HSBC estimates that roughly 65% of MiniMax's total shares unlock on July 8; only about 6% of Zhipu's shares unlock on July 7.
This means → MiniMax will suddenly have a much larger free float, making it cheaper and easier to borrow shares for shorting — the friction for bears drops sharply.
The market's reaction after MiniMax's July 8 unlock will be the critical test of whether this pairs-trade thesis holds.
Is anyone pushing back?
Hedgeye Risk Management tech sector head Felix Wang acknowledges "shorting MiniMax is already quite popular," but notes both firms face similar long-term headwinds — DeepSeek competes on lower pricing, and more AI IPOs are coming to dilute capital, including Moonshot AI (the Kimi chatbot developer).
Bank of America Securities disagrees, initiating coverage of both companies this week with a "buy" rating, forecasting MiniMax will rebound once lockup selling pressure clears.

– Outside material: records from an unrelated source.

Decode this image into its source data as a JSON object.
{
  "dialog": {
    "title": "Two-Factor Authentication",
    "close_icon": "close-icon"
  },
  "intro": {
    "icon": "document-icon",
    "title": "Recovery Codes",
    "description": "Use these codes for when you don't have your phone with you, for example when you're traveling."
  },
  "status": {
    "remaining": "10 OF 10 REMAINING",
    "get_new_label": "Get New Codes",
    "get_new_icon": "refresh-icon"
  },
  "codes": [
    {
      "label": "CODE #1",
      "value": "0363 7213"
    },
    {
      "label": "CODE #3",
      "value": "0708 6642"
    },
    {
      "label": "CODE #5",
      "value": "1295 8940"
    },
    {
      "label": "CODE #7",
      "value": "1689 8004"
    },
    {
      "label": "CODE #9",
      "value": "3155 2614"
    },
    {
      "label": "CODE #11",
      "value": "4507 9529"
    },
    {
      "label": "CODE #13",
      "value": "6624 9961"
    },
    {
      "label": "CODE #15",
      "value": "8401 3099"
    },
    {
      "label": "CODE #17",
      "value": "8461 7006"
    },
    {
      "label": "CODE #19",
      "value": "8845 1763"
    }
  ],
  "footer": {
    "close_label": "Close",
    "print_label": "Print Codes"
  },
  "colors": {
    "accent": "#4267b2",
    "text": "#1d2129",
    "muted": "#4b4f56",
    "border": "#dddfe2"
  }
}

This reflects a market that is not one-sided: bulls bet on valuation repair after the overhang lifts; bears bet the fundamental gap will keep widening.
How did U.S. restrictions on Anthropic stir the pot?
Washington recently ordered limits on overseas access to Anthropic's top-tier products, redirecting investor attention toward Chinese AI names.
Zhipu seized the moment, releasing its most advanced open-source model to date and sending its stock up 33% in a single day.
Mironov warns that if MiniMax still cannot attract users during Anthropic's restricted window, "that is a very bad sign." In plain terms = if you can't convert users even when a major competitor is hobbled, the product itself lacks pull.
Content is for reference only, not financial advice.